Komunikasi yang di "zaman now" telah sangat dimudahkan dan dimurahkan ini, justru berkembang rumit dalam pemaknaannya. Karena setiap yang "mendengar" cenderung mendahulukan prasangka dan dugaan yang berkecamuk di fikirannya. Sementara yang "bicara" ragu bakal didengarkan.
Kita memang telah terkotak-kotak. Berselimut kabut gelap yang menebar teror yang mencemaskan. Perbedaan sama sekali tak mengasyikkan lagi, malah menjadi malapetaka.

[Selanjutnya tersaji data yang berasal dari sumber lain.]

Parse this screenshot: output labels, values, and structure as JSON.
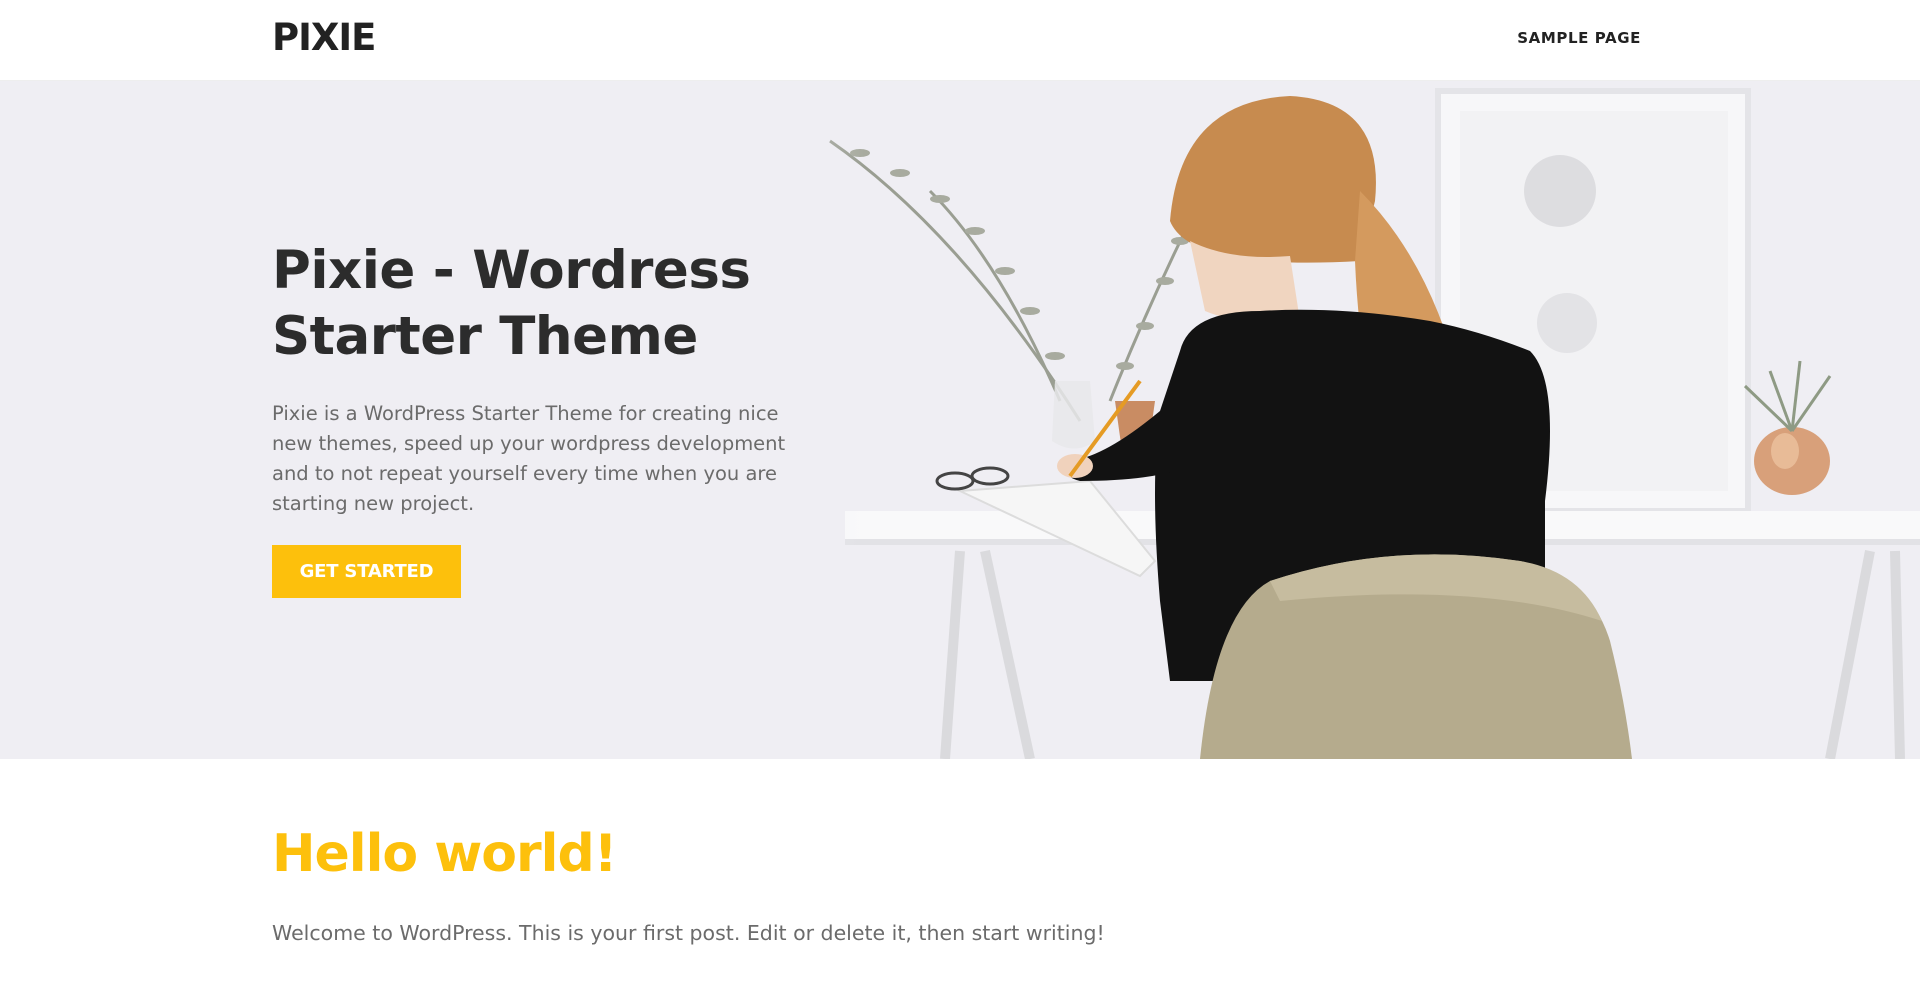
{
  "header": {
    "logo": "PIXIE",
    "nav": [
      "SAMPLE PAGE"
    ]
  },
  "hero": {
    "title_line1": "Pixie - Wordress",
    "title_line2": "Starter Theme",
    "description": "Pixie is a WordPress Starter Theme for creating nice new themes, speed up your wordpress development and to not repeat yourself every time when you are starting new project.",
    "cta_label": "GET STARTED",
    "image_subject": "woman-writing-at-desk-photo"
  },
  "post": {
    "title": "Hello world!",
    "excerpt": "Welcome to WordPress. This is your first post. Edit or delete it, then start writing!"
  },
  "colors": {
    "accent": "#fdc00c",
    "text_dark": "#2c2c2c",
    "text_muted": "#6b6b6b",
    "hero_bg": "#efeef3"
  }
}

Aksi mahasiswa memang sering "nyeleneh", diluar aturan dan tata-krama. Kadang "nakal" dan tidak jarang pula menantang "maut" karena berpeluang subversif. Memang demikianlah kodrat generasinya. Dari zaman ke zaman, sejak memperjuangkan kemerdekaan hingga reformasi 1998 lalu, kehadiran mereka selalu penting dan mewarnai.
###
Ketika insiden mahasiswa yang diberitakan sebagai Ketua BEM (Badan Eksekutif Mahasiswa) UI terjadi kemarin, saya menanggapi sejumlah pesan yang berseliweran di group-group sosial media terbatas, dengan himbauan untuk menyikapinya dengan kepala dingin. Sebab, aksi itu terbilang kreatifitas "anak nakal" yang masih wajar. Pasukan Pengamanan Presiden pun tak terlalu repot untuk menertibkannya. Bahwa tindakan itu mencuri perhatian Presiden, pengunjung lain, dan kita semua yang tak hadir tapi terpapar lewat kecanggihan pemberitaan sosial media hari ini, adalah tujuan yang bersangkutan. Baginya : mission accomplished.
###
Himbauan tersebut saya sampaikan sebagai "orang tua" yang telah mempunyai anak-anak seusia mahasiswa yang mengacungkan kartu kuning itu.
Sebagai warga yang pernah berusia seperti dia, menjadi mahasiswa, dan penuh dengan idealisme.
Sebagai masyarakat yang menyaksikan, bagaimana Joko Widodo bekerja keras dan sungguh-sungguh, melakukan begitu banyak hal luar biasa yang serba sulit dan amat rumit, saat mengemban amanat sebagai presiden RI sekarang ini.
Sebagai rakyat yang telah hidup lebih setengah abad dan memahami bahwa sebagian besar persoalan maupun kekacauan yang diwariskan masa lalu, masih menyisakan situasi yang tak kunjung kondusif terhadap segala sepak terjang presidennya yang jujur dan bersahaja. Warisan-warisan itu bahkan terus mengintai dengan berbagai jebakan yang berpeluang menjerat langkah-langkahnya.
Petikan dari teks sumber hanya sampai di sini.